January 30, 2018
In the post-war period, female editors corrected errors on magnetic tapes. A new device was developed at the Heinrich Hertz Institute as a means to support them and enable an even more precise procedure.
The journal “Funktechnik" (Radio Technology) was published “for the entire electric, radio and music goods industry” in the years 1946 to 1986. In an issue from 1948, an article was dedicated to a new device developed at the Heinrich Hertz Institute: a sound detector device for magnetophone tapes, which is intended to considerably facilitate the editing of speech and music recordings. According to the article, the usual cutting method was used to remove errors on magnetic tapes and to connect the recordings with each other in the intended order. This would be done by cutting out faulty recordings and then gluing the tapes together again.
Although experienced editors could easily find the cutting points in the tape recordings, there were also instances, in which the usual approach could prove to produce errors. This would be the case with high-quality speech and music recordings, for example when connecting two music tapes in the required rhythm or when cutting out individual short consonants within a word.
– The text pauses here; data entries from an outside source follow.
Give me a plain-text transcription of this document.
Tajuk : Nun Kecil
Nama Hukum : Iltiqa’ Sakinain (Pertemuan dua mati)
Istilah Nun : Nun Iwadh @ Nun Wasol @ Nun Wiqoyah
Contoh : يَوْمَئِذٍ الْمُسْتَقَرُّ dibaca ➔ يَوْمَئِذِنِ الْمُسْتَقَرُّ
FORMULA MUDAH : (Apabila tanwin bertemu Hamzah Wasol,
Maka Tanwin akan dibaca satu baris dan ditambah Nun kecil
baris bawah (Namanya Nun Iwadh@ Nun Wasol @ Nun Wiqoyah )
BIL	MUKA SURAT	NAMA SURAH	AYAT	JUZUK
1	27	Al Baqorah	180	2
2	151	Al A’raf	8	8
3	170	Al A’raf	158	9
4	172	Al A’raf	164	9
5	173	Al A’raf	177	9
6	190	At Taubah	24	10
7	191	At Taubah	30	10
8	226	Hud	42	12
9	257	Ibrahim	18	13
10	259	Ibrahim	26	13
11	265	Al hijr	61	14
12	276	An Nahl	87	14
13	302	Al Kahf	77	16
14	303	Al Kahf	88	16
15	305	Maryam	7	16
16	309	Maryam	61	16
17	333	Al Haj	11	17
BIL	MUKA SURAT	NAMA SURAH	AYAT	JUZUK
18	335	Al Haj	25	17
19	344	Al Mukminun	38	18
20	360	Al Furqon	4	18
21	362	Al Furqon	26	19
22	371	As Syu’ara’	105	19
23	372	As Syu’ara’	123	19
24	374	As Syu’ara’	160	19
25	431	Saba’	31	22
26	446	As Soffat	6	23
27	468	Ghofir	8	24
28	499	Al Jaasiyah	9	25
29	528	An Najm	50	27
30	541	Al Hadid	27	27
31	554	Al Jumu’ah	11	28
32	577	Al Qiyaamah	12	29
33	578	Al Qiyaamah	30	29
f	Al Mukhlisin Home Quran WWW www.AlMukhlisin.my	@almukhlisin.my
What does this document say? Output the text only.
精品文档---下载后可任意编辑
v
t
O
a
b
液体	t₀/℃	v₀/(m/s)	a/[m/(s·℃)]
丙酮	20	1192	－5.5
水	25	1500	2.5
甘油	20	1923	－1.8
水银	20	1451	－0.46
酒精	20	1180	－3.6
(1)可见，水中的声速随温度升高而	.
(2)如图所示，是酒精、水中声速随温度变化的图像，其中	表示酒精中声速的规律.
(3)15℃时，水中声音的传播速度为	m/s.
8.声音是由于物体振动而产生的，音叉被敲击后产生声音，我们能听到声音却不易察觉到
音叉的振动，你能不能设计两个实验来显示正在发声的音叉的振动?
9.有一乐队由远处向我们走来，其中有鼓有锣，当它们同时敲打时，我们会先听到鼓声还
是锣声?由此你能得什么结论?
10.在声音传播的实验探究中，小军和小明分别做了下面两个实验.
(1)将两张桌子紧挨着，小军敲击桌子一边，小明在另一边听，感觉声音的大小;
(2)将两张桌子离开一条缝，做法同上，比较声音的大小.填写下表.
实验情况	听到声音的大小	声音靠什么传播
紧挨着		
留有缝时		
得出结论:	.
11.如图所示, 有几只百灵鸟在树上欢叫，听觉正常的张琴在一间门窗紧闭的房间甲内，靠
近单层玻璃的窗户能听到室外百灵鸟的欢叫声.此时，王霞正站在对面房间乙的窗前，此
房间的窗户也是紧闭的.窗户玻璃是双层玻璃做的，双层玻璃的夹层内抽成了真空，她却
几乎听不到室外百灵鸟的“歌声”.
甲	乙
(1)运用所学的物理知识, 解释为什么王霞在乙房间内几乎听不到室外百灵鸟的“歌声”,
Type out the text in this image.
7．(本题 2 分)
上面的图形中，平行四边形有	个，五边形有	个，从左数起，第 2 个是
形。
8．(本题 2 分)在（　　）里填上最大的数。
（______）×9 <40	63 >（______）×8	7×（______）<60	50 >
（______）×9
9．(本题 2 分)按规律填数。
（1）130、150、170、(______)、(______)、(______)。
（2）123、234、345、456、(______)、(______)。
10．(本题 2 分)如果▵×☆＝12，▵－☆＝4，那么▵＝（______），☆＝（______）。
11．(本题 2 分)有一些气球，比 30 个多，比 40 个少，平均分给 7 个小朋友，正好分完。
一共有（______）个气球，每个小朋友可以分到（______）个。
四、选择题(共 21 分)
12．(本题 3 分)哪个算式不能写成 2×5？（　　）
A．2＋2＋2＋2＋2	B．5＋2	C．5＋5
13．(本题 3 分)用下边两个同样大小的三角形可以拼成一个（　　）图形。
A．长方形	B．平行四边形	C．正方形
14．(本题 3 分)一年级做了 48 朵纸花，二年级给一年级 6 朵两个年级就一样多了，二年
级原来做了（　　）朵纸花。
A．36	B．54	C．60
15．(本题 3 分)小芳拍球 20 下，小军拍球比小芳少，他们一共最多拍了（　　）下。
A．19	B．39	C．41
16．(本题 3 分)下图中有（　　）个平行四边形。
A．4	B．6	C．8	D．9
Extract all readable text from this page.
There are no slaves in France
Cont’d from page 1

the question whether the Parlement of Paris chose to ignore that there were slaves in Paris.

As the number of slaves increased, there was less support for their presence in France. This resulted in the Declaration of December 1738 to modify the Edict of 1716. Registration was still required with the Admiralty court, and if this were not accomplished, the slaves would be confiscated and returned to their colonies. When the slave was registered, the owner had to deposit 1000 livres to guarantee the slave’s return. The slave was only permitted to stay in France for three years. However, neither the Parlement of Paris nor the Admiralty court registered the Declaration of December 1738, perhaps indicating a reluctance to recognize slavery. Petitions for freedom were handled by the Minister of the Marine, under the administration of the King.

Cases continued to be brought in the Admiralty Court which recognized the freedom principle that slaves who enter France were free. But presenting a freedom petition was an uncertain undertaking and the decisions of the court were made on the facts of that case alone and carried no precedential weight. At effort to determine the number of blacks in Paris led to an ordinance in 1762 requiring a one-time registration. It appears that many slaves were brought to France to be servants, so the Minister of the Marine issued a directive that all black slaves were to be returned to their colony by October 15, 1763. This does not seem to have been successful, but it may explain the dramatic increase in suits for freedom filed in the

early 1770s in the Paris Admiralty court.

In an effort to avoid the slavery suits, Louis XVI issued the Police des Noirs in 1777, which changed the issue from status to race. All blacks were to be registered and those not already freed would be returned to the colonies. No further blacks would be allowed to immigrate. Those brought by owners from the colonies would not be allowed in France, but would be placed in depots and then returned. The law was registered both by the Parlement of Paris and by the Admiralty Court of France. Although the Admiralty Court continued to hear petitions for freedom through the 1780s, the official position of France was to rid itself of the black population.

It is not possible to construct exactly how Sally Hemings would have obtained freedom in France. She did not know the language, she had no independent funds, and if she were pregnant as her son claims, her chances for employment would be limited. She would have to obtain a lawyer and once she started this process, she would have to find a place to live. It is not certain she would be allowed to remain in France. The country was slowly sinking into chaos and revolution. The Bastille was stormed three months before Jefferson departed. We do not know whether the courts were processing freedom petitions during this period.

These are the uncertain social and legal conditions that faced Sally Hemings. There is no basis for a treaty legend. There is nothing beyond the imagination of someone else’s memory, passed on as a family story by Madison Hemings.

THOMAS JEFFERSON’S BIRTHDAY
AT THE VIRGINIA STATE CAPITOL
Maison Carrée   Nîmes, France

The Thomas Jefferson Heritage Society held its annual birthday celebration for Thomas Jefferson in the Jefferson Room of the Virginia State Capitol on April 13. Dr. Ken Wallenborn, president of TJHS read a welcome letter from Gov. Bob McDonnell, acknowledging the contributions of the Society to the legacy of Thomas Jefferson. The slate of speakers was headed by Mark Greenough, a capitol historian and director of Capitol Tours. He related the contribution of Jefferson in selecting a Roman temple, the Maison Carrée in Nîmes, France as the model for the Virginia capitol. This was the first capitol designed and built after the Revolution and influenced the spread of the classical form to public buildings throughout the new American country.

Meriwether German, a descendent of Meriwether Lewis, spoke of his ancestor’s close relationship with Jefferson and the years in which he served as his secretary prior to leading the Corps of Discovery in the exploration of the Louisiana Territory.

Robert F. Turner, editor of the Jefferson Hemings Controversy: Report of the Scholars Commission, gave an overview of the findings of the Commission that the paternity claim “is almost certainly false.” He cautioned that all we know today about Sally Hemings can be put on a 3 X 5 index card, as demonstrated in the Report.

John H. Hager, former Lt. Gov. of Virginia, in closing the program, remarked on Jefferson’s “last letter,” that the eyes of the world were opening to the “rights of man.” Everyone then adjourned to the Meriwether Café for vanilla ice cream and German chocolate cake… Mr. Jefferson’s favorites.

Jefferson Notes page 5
At HHI, executive director Prof. Leithäuser and Dipl.-Ing. Gunka designed a device for these special cases. The device was able to highlight any cutting point on the magnetic tape using a small pen or stencil. It worked as an additional unit next to a normal magnetophone device. The radio technology article concludes by pointing out that the device was not only suitable for editing purposes, but could also be used in language teaching or phonetic examinations.